Hoodoo |
| Jenis | Agama Afro-Diaspora |
|---|
| Wilayah | Amerika Serikat: Amerika Serikat bagian Selatan, Carolina, Lowcountry, Sea Islands, Koridor Gullah Geechee, Gulf Coast, Louisiana, Tidewater, Arkansas, Alabama, Tennessee, Affrilachia, Texas Timur, Georgia, Mississippi, Philadelphia |
|---|
| Bahasa | Inggris, Gullah, Ebonics, Kreol Louisiana, Tutnese |
|---|
| Umat | Orang kulit hitam Selatan |
|---|
| Nama lain | Lowcountry Voodoo Gullah Voodoo Rootwork Conjure Hudu Juju |
|---|
Hoodoo adalah seperangkat praktik spiritual, tradisi, dan kepercayaan yang kompleks—termasuk praktik sihir dan ritual lainnya—yang dikembangkan oleh orang Afrika-Amerika yang diperbudak di Amerika Serikat bagian Selatan. Sistem ini berakar dari berbagai spiritualitas tradisional Afrika serta unsur pengetahuan botani masyarakat pribumi Amerika Utara.[1][2][3] Praktisi Hoodoo disebut rootworkers, conjure doctors, conjure men atau conjure women, serta root doctors. Istilah regional untuk Hoodoo antara lain roots, rootwork, dan conjure.[4] Sebagai sistem spiritual yang berdiri sendiri, Hoodoo kerap disinkretiskan dengan kepercayaan dari agama lain seperti Islam, Protestanisme, Katolik, dan Spiritualisme.[5][6]
Hoodoo, yang sering dikaitkan dengan ritual spiritual gaib (conjure), adalah kumpulan kepercayaan dan praktik keagamaan yang berpusat pada ungkapan rasa syukur kepada anggota keluarga yang telah meninggal, keadilan, serta ritual spiritual penggunaan akar dan tumbuhan (rootwork)—suatu praktik botani yang digunakan baik untuk penyembuhan maupun perlindungan.
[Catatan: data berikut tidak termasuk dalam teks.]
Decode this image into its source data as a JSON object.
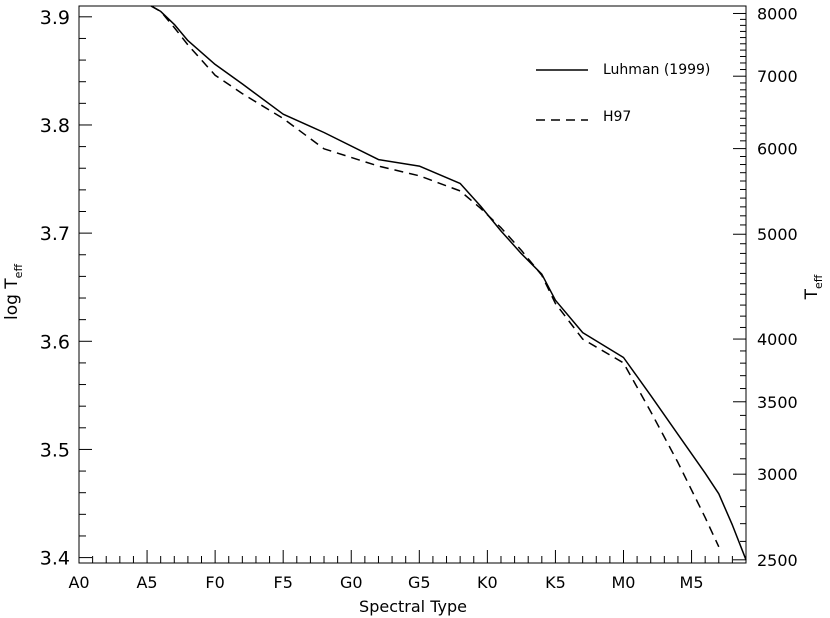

Tradisi ini terutama dipengaruhi oleh praktik spiritual Afrika Barat, dengan menggabungkan herbal tradisional masyarakat pribumi dan grimoire Eropa. Meskipun ada beberapa akademisi yang berpendapat bahwa Hoodoo merupakan agama yang berdiri sendiri,[7] para praktisi tradisi ini menegaskan bahwa Hoodoo adalah seperangkat tradisi spiritual yang dijalankan bersamaan dengan agama atau sistem kepercayaan spiritual lain,[8] seperti spiritualitas tradisional Afrika dan agama Abrahamik.[9][10]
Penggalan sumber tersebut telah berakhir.